Von Os. No ignorance is so contemptible as that of what is hourly before our eyes. I do not so much wonder at the fellow who enquired if America was a very large town, as at him who, finding the froth of the Cicàda spumària L. on

almost every blade in his garden, wondered where were all the cuckoos that produced it.

Dov. They call it cuckoo-spit, from its plentiful appearance about the arrival of that bird.

Von Os. That is reasoning from analogy.

Dov. And yet I see not why the bird should be given to spitting; unless, indeed, he came from America.

Von Os. The vulgar, too, not only delight in wonders inexplicable, but have a rabid propensity to pry into futurity. Dov. I believe that propensity is far from being confined to the vulgar.

Von Os. True; but not in so ridiculous a way: as they prophesy the future price of wheat from the number of lenticular knobs (containing the sporules) in the bottom of a cup of the fungus Nidulària.

Dov. The weather may be foretold with considerable certainty, for a short time, from many hygrometric plants, and the atmospheric influence on animals.

Von Os. And from Cloudology, by the changing of primary clouds into compound; and these resolving themselves into nimbi, for rain; or gathering into cumuli, for fair weather. This is like to become a very useful and pleasing science.

Dov. It is wonders of this kind, and forewarnings of this nature, that natural history offers to the contemplative mind: in the place of superstitious follies, and unavailing predictions, such as the foretelling of luck from the number or chattering of magpies; and the wonder how red clover changes itself into grass, as many a farmer at this moment believes.

Von Os. Linnæus himself was a bit of a prophet; as, indeed, thus well he might: for experience and observation amount almost to the power of vaticination. In his Academic Amenities he says, "Deus O. M. et Natura nihil frustra creaverit [Qu. creaverint?]. Posteros tamen tot inventuros fore utilitates ex muscis arguor, quot ex reliquis vegetabilibus."

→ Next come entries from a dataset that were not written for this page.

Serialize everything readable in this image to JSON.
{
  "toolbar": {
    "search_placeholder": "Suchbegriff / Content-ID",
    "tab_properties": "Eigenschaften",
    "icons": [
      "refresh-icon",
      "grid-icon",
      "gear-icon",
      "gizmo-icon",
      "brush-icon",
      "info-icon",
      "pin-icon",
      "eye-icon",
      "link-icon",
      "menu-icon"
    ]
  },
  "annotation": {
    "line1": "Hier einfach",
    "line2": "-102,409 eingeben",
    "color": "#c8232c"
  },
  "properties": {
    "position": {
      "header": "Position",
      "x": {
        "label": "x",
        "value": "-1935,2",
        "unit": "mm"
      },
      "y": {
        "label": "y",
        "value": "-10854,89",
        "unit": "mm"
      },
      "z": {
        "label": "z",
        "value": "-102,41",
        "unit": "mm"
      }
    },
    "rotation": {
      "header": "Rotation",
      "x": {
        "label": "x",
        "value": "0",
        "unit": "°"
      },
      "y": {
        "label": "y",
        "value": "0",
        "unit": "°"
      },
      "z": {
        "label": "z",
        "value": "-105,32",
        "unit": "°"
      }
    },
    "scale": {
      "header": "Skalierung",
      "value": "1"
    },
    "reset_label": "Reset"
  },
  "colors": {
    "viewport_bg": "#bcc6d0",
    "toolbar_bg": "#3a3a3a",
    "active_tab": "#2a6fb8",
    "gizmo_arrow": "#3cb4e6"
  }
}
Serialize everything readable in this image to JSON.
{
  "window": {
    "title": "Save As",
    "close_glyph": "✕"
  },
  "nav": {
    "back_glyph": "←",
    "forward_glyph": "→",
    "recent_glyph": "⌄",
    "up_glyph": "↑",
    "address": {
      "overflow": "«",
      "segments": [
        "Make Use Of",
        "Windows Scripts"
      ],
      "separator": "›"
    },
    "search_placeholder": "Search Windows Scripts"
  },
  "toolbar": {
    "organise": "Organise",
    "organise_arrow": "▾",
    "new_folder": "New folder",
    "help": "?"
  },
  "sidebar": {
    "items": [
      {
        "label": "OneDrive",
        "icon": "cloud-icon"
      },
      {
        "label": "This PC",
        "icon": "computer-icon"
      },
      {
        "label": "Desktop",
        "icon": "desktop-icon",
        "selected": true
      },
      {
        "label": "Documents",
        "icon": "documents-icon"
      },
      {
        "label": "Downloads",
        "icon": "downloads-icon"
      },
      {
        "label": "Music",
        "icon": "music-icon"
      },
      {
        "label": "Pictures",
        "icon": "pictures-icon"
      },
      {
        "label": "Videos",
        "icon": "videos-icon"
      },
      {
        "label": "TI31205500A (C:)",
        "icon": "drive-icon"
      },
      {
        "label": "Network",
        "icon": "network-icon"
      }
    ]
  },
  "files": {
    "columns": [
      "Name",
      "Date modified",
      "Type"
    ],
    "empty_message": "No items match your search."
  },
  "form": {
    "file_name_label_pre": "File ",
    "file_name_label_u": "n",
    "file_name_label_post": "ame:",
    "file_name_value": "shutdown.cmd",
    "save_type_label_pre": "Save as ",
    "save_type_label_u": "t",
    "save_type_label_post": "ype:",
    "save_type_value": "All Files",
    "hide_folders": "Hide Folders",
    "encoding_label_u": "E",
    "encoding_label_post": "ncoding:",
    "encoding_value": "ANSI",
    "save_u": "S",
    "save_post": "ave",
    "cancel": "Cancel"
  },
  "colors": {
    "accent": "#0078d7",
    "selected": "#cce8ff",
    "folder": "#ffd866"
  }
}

Dov. English it, Von Osdat; thou'rt a scholar.

Von Os." God and Nature have made nothing in vain. Posterity may discover as much in mosses, as of utility in other herbs."

Dov. And, truly, so they may: one lichen is already used as a blessed medicine in asthma; and another to thicken milk, as a nutritive posset. And who, enjoying the rich productions of our present state of horticulture, can recur without wonder to the tables of our ancestors? They knew absolutely nothing of vegetables in a culinary sense; and as for their application in medicine, they had no power unless gathered under planetary influence, "sliver'd in the moon's eclipse."